疑問と言えばもう何もかも全てが疑問だった。
通常であれば相手を困らせる失礼な行為だが、なにせ相手は僕に関する全ての情報を手中に収める人外の存在だ。10人の相談を同時に聞き分けたという逸話を持つ聖徳太子よりも圧倒的に有能であることは間違いないだろう。
「聖徳太子ですか…。なるほど。あなたは聡い方です」
僕の思考を読んだ彼の返答に思わずギョッとした。
「もし仮に、あなたが知的水準の条件を自力でクリアしていなければ、あなたのマスターコールはシステムに承認されなかったでしょうし、あなたがここに呼ばれることも無かったでしょう。今のあなたは既に真理の輪郭を得ている。あなたの質問に対する答えは、あなたが大方予想している通りの答えになります」
彼の説明曰く、システムのルール上、真理の輪郭に自力で到達したと見なせる者に対してのみ、その努力と功績に見合った支援がシステム側から与えられるらしい。どうやら、システムは僕の考察を評価してくれているみたいだが…。
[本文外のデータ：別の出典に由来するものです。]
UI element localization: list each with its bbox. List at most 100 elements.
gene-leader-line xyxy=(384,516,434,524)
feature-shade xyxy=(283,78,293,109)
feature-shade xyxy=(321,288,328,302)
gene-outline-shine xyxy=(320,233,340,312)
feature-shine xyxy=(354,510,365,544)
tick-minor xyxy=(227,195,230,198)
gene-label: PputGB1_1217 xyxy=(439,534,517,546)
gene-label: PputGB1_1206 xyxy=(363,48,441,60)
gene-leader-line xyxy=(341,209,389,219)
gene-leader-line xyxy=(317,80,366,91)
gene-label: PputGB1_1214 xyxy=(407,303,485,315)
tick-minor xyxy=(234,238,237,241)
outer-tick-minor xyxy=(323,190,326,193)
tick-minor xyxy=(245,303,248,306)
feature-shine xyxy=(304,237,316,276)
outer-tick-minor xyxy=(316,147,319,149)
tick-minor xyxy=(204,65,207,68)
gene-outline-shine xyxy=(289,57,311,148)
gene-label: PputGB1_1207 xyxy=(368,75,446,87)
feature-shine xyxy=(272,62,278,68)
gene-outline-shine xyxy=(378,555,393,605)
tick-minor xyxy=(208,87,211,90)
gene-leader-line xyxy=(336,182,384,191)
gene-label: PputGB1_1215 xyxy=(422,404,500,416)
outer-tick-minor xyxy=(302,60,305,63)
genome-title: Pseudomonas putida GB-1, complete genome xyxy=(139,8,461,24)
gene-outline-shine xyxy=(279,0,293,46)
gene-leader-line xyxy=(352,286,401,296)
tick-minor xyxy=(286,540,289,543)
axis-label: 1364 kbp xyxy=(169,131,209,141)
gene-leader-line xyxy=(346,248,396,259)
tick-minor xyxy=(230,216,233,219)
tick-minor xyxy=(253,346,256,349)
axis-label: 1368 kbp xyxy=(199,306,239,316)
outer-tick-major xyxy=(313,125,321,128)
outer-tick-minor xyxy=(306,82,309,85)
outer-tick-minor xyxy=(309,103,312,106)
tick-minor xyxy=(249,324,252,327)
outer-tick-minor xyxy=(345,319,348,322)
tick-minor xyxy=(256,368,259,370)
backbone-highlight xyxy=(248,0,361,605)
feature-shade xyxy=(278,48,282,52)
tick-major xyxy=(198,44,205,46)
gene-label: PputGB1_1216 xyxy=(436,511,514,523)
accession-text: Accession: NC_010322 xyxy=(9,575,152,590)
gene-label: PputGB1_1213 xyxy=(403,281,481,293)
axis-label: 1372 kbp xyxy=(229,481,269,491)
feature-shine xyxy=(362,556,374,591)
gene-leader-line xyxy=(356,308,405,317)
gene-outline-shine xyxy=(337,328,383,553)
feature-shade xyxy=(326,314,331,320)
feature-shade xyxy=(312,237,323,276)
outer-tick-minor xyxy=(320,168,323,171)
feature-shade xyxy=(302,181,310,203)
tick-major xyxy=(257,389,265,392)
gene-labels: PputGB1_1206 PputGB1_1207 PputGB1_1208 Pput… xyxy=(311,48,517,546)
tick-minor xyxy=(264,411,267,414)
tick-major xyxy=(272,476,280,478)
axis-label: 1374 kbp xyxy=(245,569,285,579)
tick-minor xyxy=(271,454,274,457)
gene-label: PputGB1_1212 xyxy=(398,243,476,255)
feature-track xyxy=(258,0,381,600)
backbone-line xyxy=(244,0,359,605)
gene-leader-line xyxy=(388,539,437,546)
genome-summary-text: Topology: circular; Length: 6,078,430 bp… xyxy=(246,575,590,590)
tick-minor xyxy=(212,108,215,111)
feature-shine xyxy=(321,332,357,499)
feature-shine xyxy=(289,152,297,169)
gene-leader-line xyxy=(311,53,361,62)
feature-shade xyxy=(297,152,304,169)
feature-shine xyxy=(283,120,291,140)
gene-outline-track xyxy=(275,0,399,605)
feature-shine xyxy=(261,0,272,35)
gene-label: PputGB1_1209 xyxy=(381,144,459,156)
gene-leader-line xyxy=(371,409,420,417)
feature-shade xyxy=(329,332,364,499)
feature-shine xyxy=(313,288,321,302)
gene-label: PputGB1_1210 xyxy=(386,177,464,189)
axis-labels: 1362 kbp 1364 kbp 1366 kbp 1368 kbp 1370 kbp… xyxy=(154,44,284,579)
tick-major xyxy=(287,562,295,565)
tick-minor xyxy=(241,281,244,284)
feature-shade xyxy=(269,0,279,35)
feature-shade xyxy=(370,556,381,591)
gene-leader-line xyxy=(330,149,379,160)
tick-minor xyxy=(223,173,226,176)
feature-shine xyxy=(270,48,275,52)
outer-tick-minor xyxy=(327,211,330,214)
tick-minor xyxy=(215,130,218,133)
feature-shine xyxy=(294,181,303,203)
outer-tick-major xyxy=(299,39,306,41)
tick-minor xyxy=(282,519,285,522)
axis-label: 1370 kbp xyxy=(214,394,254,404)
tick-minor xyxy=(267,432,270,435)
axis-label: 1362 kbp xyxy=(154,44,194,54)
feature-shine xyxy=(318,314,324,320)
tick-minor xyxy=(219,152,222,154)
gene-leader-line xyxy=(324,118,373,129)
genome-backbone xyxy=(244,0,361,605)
本当に聡いのは僕の空っぽの脳みそに情報を与えてくれた僕の友人や、僕の代わりに世界の真相を日夜追求している全世界の優秀な科学者達の方だろう。
生前、幸運にも彼らの恩恵に被ることができたことが現在の僕のアドバンテージになっている。例え死んでも、知識や経験は失われないということだ。
僕の質問に対する彼の答えを要約すると、この世界は人間とは全く異質な知的生命体によって創造された巨大なシステムに内包されている仮想情報空間の一つであり、物質世界と死後世界の二層構造になっている。僕はその仮想情報空間にインストールされた情報体の一つであり、物質世界での専用アバターを先の事件で失い、現在は死後世界の専用アバターに情報体がリンクされた状態なのだという。
僕は両手で頭を抱えた。大体察してはいたが、実際にシステム側から具体的に明言されると正直キツいものがあった…。あの不条理に満ちた世界がメタバースだというのなら、一体どのような経緯と目的であのような世界が作られたというのか?何故、僕の意識がそこに組み込まれるに至ったのだろうか?そもそも、情報体である僕の由来は一体どこにあるのだろうか。つまり、僕はAI・NPCなのか、それとも知的生命体の意識が情報化されたものなのか。
「現状を理解するためには歴史背景を知る必要があります。少し長い話になりますが、とある知的生命体の昔話をさせてください」
彼はそう前置きすると、壮大な昔話を語り始めた。